A General Strategy to Synthesize Ultrastable, Ligand-General Molecular Tension Probes for Visualizing Cell Forces

Abstract

Cells sense and transduce chemical and physical signals from their environment using a sophisticated set of mechanisms mediated by cell surface receptors such as integrins. Accordingly, there is significant interest in developing probes to investigate chemo-mechanical coupling in cell biology. Our lab has developed a suite of molecular probes that optically report forces exerted by cell surface receptors. These probes are comprised of a molecular spring flanked by a fluorophore-quencher pair and immobilized on a surface such that receptor-specific forces lead to dequenching of the fluorophore.There are a number of challenges pertaining to current molecular tension probe design: 1) immobilization is non-covalent, thus cell forces lead to detachment of probes, 2) protein ligand labeling is random, reducing probe sensitivity, and 3) peptide labeling uses Lys and Cys residues, constraining ligand design. Therefore, there is a pressing need to develop site-specific ligation strategies that are modular and well-suited for the diverse number of known or suspected mechano-receptors.In this work, we developed a “universal” strategy to generate molecular tension probes. The approach combines solid phase peptide synthesis along with native chemical ligation (NCL) to conjugate the C-terminus of virtually any biomolecule to fluorescently tagged tension probes.

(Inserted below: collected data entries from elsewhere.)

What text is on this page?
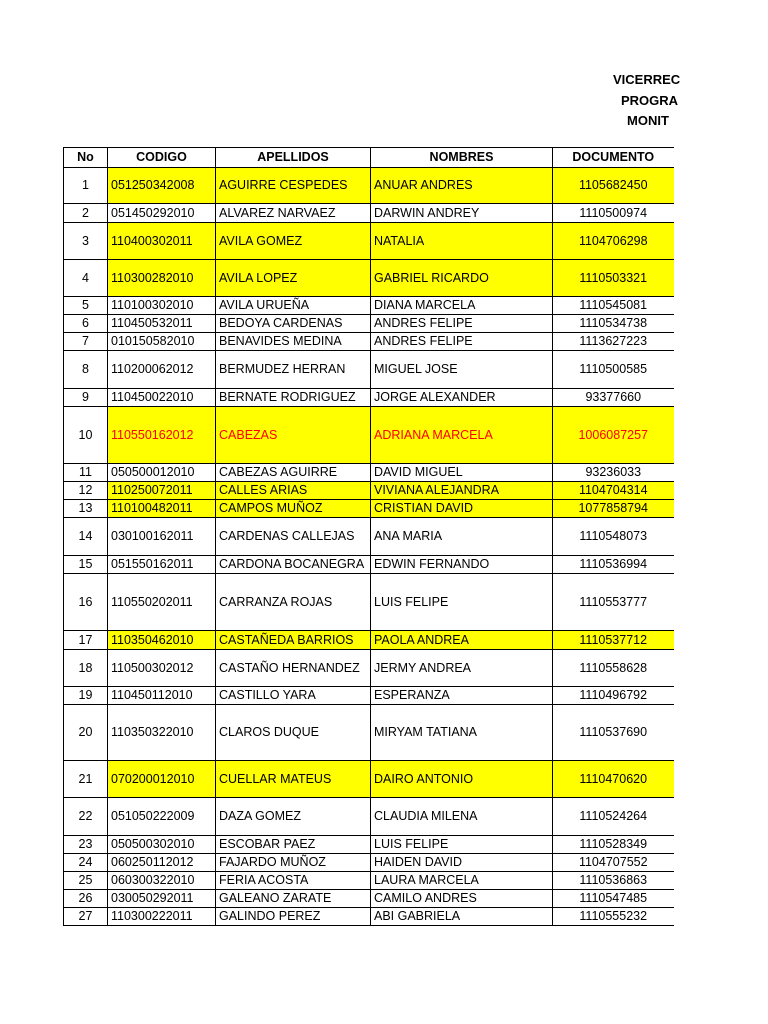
VICERREC
PROGRA
MONIT
No	CODIGO	APELLIDOS	NOMBRES	DOCUMENTO
1	051250342008	AGUIRRE CESPEDES	ANUAR ANDRES	1105682450
2	051450292010	ALVAREZ NARVAEZ	DARWIN ANDREY	1110500974
3	110400302011	AVILA GOMEZ	NATALIA	1104706298
4	110300282010	AVILA LOPEZ	GABRIEL RICARDO	1110503321
5	110100302010	AVILA URUEÑA	DIANA MARCELA	1110545081
6	110450532011	BEDOYA CARDENAS	ANDRES FELIPE	1110534738
7	010150582010	BENAVIDES MEDINA	ANDRES FELIPE	1113627223
8	110200062012	BERMUDEZ HERRAN	MIGUEL JOSE	1110500585
9	110450022010	BERNATE RODRIGUEZ	JORGE ALEXANDER	93377660
10	110550162012	CABEZAS	ADRIANA MARCELA	1006087257
11	050500012010	CABEZAS AGUIRRE	DAVID MIGUEL	93236033
12	110250072011	CALLES ARIAS	VIVIANA ALEJANDRA	1104704314
13	110100482011	CAMPOS MUÑOZ	CRISTIAN DAVID	1077858794
14	030100162011	CARDENAS CALLEJAS	ANA MARIA	1110548073
15	051550162011	CARDONA BOCANEGRA	EDWIN FERNANDO	1110536994
16	110550202011	CARRANZA ROJAS	LUIS FELIPE	1110553777
17	110350462010	CASTAÑEDA BARRIOS	PAOLA ANDREA	1110537712
18	110500302012	CASTAÑO HERNANDEZ	JERMY ANDREA	1110558628
19	110450112010	CASTILLO YARA	ESPERANZA	1110496792
20	110350322010	CLAROS DUQUE	MIRYAM TATIANA	1110537690
21	070200012010	CUELLAR MATEUS	DAIRO ANTONIO	1110470620
22	051050222009	DAZA GOMEZ	CLAUDIA MILENA	1110524264
23	050500302010	ESCOBAR PAEZ	LUIS FELIPE	1110528349
24	060250112012	FAJARDO MUÑOZ	HAIDEN DAVID	1104707552
25	060300322010	FERIA ACOSTA	LAURA MARCELA	1110536863
26	030050292011	GALEANO ZARATE	CAMILO ANDRES	1110547485
27	110300222011	GALINDO PEREZ	ABI GABRIELA	1110555232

The role of linear PEG polymers (Mw = 2000 and 5000) and zwitterionic silanes were tested in blocking non-specific binding, and modulating sensor conformation. We generated a small library of peptide ligand modified tension probes and compared force response as a function of ligand-receptor interaction. Importantly, this new general strategy for generating molecular tension probes is facile and robust, and allows for long-term force imaging that extends for up to 3 days which is important in a range of processes including developmental biology and cell migration.